Voici les photos de ces cravates dont la qualité époustouflante « transpire » même sur ces photos. Pour ma part je trouve que le modèle bleu à rayures « or » absolument magnifique.
Un grand merci à Sylvain d’avoir eu la bonne idée de nous faire partager son expérience napolitaine… Et bien entendu, si certains d’entre vous souhaitent également nous faire partager leurs aventures sartoriales, nous sommes tout à fait preneurs !
Enjoy !
Cheers, HUGO











8 commentaires
tout simplement magnifique. Je dois dire que j’ai été aussi séduit par le modèle bleu à rayures or.
A titre tout à fait informatif, quel est le prix de ces petites merveilles ?

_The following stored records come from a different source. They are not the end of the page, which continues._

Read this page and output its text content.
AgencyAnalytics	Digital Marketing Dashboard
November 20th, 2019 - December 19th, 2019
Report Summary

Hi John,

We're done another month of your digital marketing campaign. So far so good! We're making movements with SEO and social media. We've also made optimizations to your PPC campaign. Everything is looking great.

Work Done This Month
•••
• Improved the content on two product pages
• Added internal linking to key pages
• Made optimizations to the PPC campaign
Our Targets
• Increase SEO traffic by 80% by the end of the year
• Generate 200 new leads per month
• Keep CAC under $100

A mon avis, cela doit tourner entre 130 et 200 euros selon la qualité (7 plis, 9 plis) et l’étoffe … Hugo
Vraiment les cravates sont très belles et élégantes, chapeau !
Je suis pour ma part un inconditionnel des cravates marinella depuis de inconditionnel depuis longtemps: cravates simples d’abord,je suis passé aux 7 plis (une merveille) et depuis environ 2 ans les 9 plis ( à couper le souffle) qu’il est le seul au monde à confectionner.
Je rappelle à tous les amateurs qu’il possède un corner à l’hôtel Georges v avec un choix de plus en plus étoffé … Cela évite tout de même un voyage à Naples. Bravo pour votre site !!
Hotel Georges V, noté, merci! en quelles matières ont-elles ?
Messieurs ,
Merci pour cet article dont j’apprécie le partage et la prédisposition.
Je vous conseille cet ouvrage de François Chaille : la Grande Histoire de la Cravate.
Mes Respects.
La bleu ciel est sublime de discrétion et de sobriété ; celle avec les petites fleurs mauves, c’est une pure merveille…
Pour répondre à Terranova2208, je pense que c’est de la soie bien épaisse et lourde (du genre qu’on trouve, en PAP, chez Alain Figaret, par exemple).